No | Total karma | Root Tops |
---|
one | 6184.4 | @ Mudhoney @ valemak |
2 | 5333.7 | @ Davekeinz |
3 | 4720.8 | @ XaocCPS |
four | 3587.1 | @ Alaunquirie @ kip (@ BarsMonster here) |
five | 2464.5 | @ Deeman @ homm @ DorBer @ myagi @ Azya @ maovrn @ fil9 @ yoihj |
6 | 2390.1 | @ Horsev (@ PapaBubaDiop and @ Milfgard here) |
7 | 1984.9 | @ Cigulev @ tyr (@ Zelenyikot here) |
eight | 1780.2 | @ Ni404 @ tronix286 @ Rembish |
9 | 1606.1 | @ Eosunknown |
ten | 1526.9 | There is no root here, and everything starts with the @ tangro cycle - @ Milla |
eleven | 1319.3 | @ Kit |
12 | 1304.1 | @ Ocelot |
13 | 1299.5, | @ Auren |
14 | 1104.5 | @ Kalan |
15 | 1009.1 | @ Rossomachin |
sixteen | 985.5 | @ Easy_john |
17 | 932.3 | @ Assuri |
18 | 871.7 | @ Sourcerer |
nineteen | 845.2 | @ LukaSafonov |
20 | 838.6 | @ Mdevils |
Below are pictures of graphs that have not met before.

Also, some users have a country on the page in the "From" field. Top countries by users can be found at the very habr, I was also interested to look at invites, in which the inviting and invited are located in different countries. Such invites characterize the “geographical” connectivity of the habrasoobshchestvo.
At first I wanted to build a so-called.
chord diagram , but I didn’t find an easy way to do this on python, so I’m quoting the upper left corner of the corresponding matrix. (If someone tells you how to build a diagram, I will be grateful.) The blue cell in the picture, the greater the logarithm of the number of invites from country 1 to country 2.

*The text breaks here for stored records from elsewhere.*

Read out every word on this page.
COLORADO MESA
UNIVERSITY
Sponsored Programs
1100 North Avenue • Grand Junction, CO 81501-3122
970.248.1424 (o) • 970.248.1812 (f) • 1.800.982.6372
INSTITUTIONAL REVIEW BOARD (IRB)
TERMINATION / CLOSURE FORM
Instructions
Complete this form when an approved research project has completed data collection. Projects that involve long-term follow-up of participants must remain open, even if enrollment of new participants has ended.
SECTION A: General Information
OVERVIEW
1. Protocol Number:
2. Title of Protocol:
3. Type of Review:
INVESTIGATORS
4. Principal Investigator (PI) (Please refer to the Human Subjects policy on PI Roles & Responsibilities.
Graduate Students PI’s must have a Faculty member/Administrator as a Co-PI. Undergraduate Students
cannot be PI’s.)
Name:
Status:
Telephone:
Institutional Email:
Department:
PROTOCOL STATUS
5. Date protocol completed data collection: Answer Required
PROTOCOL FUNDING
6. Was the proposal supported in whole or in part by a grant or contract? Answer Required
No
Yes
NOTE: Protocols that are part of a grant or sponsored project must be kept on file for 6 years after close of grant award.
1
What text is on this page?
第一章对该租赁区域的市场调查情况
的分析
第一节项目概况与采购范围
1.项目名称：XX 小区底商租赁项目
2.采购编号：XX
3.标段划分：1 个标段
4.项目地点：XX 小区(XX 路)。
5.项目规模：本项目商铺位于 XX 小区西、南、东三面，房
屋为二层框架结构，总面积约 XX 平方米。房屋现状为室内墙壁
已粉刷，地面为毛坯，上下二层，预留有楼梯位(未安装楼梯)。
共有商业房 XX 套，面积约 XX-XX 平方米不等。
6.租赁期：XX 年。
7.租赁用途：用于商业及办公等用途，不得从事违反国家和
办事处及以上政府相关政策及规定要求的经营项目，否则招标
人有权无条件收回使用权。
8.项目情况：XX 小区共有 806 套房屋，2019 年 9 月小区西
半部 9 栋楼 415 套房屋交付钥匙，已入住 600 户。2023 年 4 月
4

Noticeable is the connectivity of Russia, Ukraine, Belarus, the USA and Germany.
Another piece of information that is not related to invites, but is easily extracted from the users' pages is the date of registration and the date of the last appearance. The following table shows how many users registered in a given year and how many of them appeared on the site since January 1, 2015 (otherwise we consider that the user has ceased to be habraactive).
2006 | 3091 | 909 |
2007 | 19433 | 5511 |
2008 | 22031 | 6348 |
2009 | 6032 | 3094 |
2010 | 6826 | 3345 |
2011 | 9341 | 6355 |
2012 | 5841 | 4160 |
2013 | 4029 | 2819 |
2014 | 2684 | 2100 |
2015 | 1473 | 1473 |
Total | 80781 | 36114 |
The same in the form of a diagram.

We see that half of the users registered in 2007 and 2008, as well as many old-timers are active.
That's all. The table with the source data and a script for drawing graphs are available on the
github . Archive with raw data is available on request.